Artigo ODS no DL. Será finalmente o fim do desperdício?

Por Carolina Galvanese
Advogada. Professora. Pesquisadora. Pós-doutoranda em Direito. Doutora em Direito Ambiental Internacional. Mestre em Direito da Saúde. Conselheira do COMSEA de Santos. carolina.adv@adv.oabsp.org.br

O alimento que falta no prato de milhões de brasileiros é, muitas vezes, o mesmo que termina diariamente nos aterros sanitários, estabelecendo uma contradição perturbadora. Em um mundo capaz de produzir alimentos em quantidade suficiente para atender toda a população, ainda convivemos com a fome, a insegurança alimentar e um modelo de consumo que naturalizou o descarte em larga escala.

A Agenda 2030 destaca o tema no ODS 2, fome zero e agricultura sustentável, mas diante de sua transversalidade, também se relaciona com a erradicação da pobreza (ODS 1), saúde e bem-estar (ODS 3), consumo e produção responsáveis (ODS 12) e ação contra a mudança do clima (ODS 13), tendo sido nesse cenário que o Brasil instituiu a Política Nacional de Combate à Perda e ao Desperdício de Alimentos, criada pela Lei nº 15.224, de 2025.

A nova legislação oferece maior segurança jurídica aos doadores, eliminando entraves historicamente associados à responsabilidade pelo ato de doar, além de fomentar a microcoleta e a cultura do reaproveitamento de forma sistêmica e integrada apostando na criação de programas e campanhas educativas, inovando ao criar nos artigos 9º a 13 da lei, o “Selo Doador de Alimentos” a ser concedido pelo Poder Executivo, com divulgação em plataformas oficiais, destinado a reconhecer iniciativas comprometidas com a destinação socialmente adequada de produtos aptos ao consumo humano.

De forma inovadora, possibilita a lei ainda a doação de alimentos perecíveis e não perecíveis (no prazo de validade) e os in natura ou preparados desde que respeitadas normas sanitárias. Outro avanço é a expressa menção à exceção ao regime de responsabilidade objetiva na doação (responsabilidade sem culpa), excluindo expressamente o procedimento do alcance do Código de Defesa do Consumidor, e impondo eventual responsabilidade ao doador ou intermediário por danos verificados apenas em caso de dolo (artigos 14 a 17) – medida que confere segurança jurídica a quem doa.

A relevância da política se reflete na pauta ambiental, certo que todo alimento descartado carrega uma expressiva pegada ecológica, com impactos quantificáveis, inclusive na mensuração dos critérios que refletem no agravamento das mudanças climáticas.

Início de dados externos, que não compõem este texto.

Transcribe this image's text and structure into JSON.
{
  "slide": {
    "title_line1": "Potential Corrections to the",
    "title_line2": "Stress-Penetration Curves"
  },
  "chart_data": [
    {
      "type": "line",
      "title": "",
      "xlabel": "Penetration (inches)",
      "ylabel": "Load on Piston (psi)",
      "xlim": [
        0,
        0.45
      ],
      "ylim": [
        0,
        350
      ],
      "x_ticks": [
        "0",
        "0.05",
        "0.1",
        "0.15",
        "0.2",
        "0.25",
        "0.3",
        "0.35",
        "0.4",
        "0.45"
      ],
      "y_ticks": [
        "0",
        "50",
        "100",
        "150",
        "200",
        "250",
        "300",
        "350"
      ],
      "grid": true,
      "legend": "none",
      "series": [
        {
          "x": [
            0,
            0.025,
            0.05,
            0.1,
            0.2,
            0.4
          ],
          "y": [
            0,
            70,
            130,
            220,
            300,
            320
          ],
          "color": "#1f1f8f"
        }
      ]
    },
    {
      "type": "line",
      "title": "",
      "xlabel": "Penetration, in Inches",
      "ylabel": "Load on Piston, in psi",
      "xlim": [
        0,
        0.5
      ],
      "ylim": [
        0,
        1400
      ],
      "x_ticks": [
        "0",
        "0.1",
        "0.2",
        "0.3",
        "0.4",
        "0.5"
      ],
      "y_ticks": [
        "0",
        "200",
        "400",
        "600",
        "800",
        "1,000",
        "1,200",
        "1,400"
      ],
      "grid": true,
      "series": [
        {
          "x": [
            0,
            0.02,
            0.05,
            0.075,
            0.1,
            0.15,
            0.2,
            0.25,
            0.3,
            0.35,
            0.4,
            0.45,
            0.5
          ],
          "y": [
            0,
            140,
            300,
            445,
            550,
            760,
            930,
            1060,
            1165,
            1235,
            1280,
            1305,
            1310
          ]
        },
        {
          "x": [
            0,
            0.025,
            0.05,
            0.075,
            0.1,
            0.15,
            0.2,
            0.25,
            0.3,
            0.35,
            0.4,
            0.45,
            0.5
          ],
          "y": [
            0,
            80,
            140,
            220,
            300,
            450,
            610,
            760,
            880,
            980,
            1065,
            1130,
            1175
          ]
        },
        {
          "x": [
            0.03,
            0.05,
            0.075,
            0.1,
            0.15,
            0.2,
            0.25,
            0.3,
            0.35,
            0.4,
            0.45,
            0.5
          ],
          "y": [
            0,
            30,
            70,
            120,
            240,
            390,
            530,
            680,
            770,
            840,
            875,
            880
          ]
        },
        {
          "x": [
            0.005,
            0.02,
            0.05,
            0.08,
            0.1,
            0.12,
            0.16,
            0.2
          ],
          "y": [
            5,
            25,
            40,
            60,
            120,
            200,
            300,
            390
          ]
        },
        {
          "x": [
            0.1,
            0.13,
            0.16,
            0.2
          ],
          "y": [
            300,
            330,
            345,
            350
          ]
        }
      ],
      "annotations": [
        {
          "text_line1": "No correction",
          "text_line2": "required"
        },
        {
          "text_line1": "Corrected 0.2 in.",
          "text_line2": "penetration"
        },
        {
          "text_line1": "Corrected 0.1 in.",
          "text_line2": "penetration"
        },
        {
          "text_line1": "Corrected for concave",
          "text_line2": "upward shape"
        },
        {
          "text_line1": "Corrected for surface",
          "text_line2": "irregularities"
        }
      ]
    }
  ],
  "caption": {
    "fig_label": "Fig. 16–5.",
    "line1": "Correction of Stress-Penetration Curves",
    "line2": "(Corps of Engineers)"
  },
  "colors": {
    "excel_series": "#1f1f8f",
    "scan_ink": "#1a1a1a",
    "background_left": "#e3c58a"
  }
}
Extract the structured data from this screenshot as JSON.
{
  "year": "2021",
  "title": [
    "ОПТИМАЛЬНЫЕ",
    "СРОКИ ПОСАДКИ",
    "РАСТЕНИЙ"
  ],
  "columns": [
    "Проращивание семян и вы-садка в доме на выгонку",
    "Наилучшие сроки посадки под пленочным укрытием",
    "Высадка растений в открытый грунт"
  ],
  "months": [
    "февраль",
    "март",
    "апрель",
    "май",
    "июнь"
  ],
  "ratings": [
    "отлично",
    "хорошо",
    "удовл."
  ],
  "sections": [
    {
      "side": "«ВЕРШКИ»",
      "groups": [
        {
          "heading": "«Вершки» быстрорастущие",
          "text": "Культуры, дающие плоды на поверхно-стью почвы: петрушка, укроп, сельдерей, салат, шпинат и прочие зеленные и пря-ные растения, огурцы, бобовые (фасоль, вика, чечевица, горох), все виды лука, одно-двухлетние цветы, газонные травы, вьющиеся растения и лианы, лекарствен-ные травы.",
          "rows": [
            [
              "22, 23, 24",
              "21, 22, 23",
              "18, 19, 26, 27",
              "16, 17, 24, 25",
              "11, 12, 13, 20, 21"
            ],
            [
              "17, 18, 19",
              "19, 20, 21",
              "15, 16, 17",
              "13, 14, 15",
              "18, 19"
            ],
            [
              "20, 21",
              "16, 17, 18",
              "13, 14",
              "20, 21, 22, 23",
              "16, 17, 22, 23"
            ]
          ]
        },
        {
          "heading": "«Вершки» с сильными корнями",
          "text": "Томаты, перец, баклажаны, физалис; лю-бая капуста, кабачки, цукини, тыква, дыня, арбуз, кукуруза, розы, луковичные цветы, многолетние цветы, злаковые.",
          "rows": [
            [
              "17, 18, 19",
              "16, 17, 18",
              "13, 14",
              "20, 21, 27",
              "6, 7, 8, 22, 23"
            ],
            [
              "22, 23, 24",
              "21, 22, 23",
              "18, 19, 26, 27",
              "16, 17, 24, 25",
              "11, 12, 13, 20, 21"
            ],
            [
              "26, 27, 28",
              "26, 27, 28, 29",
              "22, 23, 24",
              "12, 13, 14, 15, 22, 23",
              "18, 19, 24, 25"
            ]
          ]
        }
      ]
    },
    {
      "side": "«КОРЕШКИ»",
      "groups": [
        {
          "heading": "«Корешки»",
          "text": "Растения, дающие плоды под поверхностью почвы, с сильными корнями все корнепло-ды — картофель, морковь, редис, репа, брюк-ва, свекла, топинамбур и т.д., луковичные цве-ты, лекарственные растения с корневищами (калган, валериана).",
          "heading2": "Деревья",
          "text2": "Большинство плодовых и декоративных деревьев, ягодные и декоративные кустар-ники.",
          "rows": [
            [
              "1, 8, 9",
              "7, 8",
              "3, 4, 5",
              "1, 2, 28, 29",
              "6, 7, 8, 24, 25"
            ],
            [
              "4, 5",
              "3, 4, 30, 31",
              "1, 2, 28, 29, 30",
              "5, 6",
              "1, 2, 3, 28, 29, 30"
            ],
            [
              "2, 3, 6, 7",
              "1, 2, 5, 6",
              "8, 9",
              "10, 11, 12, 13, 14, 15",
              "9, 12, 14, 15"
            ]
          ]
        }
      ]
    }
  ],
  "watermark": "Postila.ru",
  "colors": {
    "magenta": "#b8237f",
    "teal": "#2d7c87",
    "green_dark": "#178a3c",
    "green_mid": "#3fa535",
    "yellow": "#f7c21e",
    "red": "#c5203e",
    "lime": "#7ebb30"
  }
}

Nos aterros sanitários, resíduos orgânicos sofrem decomposição e liberam metano, um dos gases de efeito estufa mais potentes, o que faz com que o desperdício de alimentos, simbolize não apenas uma injustiça social, mas também alimente silenciosamente a emergência climática.

Essa realidade assume contornos particularmente relevantes na Baixada Santista, pois região reúne características que tornam urgente a implementação de políticas voltadas ao melhor aproveitamento dos alimentos diante da existência de comunidades vulneráveis e famílias em situação de insegurança alimentar, tendo como contraponto supermercados, feiras livres, restaurantes e estabelecimentos comerciais que descartam diariamente volumes significativos de alimentos ainda próprios para o consumo.

Ao mesmo tempo, é uma das regiões brasileiras mais expostas aos efeitos das mudanças climáticas, em especial por sua extensa faixa costeira, com a presença de áreas estuarinas e manguezais, a elevada densidade urbana e a ocupação de territórios suscetíveis a inundações, que compõem um cenário de reconhecida fragilidade socioambiental.

Talvez o maior desafio, contudo, seja outro: o desconhecimento.

Muitos estabelecimentos ignoram os mecanismos legais que incentivam a doação de alimentos, e ao mesmo tempo, a população ainda não percebe que o desperdício provoca desigualdades sociais, pressão sobre os recursos naturais e intensificação das mudanças climáticas.

Nenhuma política pública alcança sua plenitude quando permanece restrita ao texto da lei, pois sua efetividade depende de informação, conscientização e engajamento coletivo. Medidas práticas e assertivas de governança ambiental a partir do alinhamento de práticas entre universidades, escolas, organizações sociais, instituições religiosas, entidades empresariais e órgãos públicos, possuem papel decisivo na construção de uma nova cultura baseada no consumo consciente e na responsabilidade compartilhada.

Temos agora uma oportunidade rara: transformar aquilo que é descarte em instrumento de dignidade humana, sustentabilidade e desenvolvimento.

Talvez o fim do desperdício esteja próximo, com o despertar da consciência e atitude, de que a responsabilidade é de todos para com todos, sem deixar ninguém pra trás.